Some cyclists are a little nervous about the race, he said, because so much of it is on dirt rather than pavement (race organizer Chris Grealish, of DBC Events, said the course is about 45 percent dirt, 55 percent pavement). But for others, the Boulder-Roubaix is an exciting early-season race.
“This race has been around for many, many years, and it’s almost like the unofficial city road-race championships, because it’s one of the few road races we have close to Boulder,” Overton said. “Everyone comes out, it’s the beginning of the season, everyone wants to strut their stuff — it’s very competitive.”
The local race started in 1992 with an 8-mile loop on the dirt north of the reservoir, Grealish said.
Last spring, the race moved to Weld County — Grealish christened it the Mead-Roubaix. The Boulder race is expensive to put on, he said, so DBC had decided to only run it every other year. However, he said, he tricked himself into thinking his every-other-year rule didn’t count for a race in Weld County. (Mead will still host a race by the same name this year, on April 22.)

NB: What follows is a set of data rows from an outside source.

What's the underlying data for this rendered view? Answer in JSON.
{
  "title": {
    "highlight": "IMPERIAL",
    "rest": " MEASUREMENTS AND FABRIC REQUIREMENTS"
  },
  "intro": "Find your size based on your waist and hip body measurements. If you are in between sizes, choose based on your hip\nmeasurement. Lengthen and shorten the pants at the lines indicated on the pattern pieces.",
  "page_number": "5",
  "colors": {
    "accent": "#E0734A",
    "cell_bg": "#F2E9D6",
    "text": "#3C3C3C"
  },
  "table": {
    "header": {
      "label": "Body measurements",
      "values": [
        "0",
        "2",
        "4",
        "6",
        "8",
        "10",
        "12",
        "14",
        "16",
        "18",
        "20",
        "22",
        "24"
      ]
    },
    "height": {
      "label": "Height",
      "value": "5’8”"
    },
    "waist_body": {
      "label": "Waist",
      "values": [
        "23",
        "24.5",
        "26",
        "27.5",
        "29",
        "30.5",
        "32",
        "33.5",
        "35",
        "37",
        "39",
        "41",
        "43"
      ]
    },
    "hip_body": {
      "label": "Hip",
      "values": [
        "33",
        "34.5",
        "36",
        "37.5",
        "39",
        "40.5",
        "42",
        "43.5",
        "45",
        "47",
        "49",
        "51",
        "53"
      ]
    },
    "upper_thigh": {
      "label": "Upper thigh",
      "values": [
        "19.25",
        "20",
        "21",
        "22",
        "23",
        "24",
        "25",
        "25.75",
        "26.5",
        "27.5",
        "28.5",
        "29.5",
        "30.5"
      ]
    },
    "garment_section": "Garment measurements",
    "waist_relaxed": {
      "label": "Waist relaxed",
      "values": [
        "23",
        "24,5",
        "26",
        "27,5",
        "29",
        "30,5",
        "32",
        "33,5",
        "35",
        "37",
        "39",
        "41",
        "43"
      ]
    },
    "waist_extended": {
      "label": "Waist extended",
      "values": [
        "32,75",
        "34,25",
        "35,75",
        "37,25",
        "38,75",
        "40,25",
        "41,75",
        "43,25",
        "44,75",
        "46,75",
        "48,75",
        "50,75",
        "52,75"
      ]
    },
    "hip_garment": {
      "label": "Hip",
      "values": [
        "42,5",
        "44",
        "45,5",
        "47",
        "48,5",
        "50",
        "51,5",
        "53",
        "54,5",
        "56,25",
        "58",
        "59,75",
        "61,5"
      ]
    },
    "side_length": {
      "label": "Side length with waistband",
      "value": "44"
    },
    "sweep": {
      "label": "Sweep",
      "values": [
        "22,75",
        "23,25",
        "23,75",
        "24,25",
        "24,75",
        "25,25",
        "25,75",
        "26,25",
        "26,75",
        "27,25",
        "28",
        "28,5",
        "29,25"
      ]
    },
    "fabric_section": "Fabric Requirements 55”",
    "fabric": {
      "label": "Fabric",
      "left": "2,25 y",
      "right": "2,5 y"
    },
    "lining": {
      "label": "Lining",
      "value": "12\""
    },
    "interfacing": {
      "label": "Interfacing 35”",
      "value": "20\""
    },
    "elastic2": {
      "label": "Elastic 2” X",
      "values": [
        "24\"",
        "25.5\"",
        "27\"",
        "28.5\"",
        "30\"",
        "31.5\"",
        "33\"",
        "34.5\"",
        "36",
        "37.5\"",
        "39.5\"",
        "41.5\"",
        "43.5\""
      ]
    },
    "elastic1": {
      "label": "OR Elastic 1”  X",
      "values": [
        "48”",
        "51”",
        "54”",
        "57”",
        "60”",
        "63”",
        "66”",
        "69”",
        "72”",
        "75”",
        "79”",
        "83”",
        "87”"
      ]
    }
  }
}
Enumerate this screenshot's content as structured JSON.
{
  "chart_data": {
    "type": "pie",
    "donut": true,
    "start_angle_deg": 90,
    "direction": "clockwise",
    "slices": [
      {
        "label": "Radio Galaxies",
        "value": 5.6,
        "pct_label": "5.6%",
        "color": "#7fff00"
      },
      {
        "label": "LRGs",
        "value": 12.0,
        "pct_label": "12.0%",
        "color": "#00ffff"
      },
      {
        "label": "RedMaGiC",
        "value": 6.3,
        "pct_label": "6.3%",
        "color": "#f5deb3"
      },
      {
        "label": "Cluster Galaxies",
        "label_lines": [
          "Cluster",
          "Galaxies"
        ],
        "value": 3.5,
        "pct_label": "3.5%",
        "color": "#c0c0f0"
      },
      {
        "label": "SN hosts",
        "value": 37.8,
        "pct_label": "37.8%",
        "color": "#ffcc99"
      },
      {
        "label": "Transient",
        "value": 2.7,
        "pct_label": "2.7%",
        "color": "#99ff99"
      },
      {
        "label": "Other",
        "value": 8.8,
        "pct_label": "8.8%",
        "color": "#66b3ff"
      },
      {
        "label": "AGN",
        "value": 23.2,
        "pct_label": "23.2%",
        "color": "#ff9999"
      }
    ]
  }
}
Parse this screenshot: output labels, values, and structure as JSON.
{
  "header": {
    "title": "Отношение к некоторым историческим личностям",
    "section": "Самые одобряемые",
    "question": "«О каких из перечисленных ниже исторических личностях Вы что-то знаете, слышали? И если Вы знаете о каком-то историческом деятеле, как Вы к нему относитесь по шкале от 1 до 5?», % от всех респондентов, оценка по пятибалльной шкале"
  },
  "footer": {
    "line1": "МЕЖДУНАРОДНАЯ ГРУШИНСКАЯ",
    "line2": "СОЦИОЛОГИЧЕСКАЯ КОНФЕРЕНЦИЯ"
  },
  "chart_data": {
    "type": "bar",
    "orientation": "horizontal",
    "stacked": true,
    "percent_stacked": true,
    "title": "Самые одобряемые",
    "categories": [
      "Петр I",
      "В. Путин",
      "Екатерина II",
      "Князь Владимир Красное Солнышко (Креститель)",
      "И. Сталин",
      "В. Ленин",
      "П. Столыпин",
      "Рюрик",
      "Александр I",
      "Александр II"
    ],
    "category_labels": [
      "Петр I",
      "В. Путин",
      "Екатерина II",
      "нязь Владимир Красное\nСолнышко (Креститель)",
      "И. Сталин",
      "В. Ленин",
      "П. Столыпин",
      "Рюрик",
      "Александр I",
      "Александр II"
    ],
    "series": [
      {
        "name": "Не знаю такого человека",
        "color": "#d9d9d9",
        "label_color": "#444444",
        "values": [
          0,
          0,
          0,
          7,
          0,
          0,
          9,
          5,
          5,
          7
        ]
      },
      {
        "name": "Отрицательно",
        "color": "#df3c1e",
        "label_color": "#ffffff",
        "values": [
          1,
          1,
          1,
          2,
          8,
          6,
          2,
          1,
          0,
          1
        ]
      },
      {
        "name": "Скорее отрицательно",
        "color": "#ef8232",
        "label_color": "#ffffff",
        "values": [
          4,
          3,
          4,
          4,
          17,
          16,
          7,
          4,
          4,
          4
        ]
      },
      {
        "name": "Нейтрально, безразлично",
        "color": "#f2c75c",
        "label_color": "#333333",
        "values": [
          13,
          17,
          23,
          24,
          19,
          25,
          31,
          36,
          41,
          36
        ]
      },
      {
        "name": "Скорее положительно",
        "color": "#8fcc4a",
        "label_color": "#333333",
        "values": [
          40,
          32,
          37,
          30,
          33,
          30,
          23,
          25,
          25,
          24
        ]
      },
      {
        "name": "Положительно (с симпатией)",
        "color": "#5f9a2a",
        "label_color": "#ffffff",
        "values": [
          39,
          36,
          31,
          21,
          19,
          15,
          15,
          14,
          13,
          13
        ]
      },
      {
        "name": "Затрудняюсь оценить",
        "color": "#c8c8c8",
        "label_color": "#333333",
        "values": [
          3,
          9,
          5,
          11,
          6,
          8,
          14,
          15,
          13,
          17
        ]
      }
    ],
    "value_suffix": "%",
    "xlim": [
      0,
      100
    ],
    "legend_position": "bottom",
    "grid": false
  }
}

“The police alone are in excess of $5,000, and that’s just one line item,” Grealish said of the Boulder race. “Our sponsors are generous and support us in so many ways, but ultimately, we survive by the registration.”
While the route doesn’t have the traditional, gnarly cobblestones of the European race, Grealish said, right now, the roads are in great shape for racing a road bike.
“There’s lots of sections with potholes, but it’s not sandy,” he said. “It’ll provide people with that rough road race experience without a lot of pinch flats, we hope.”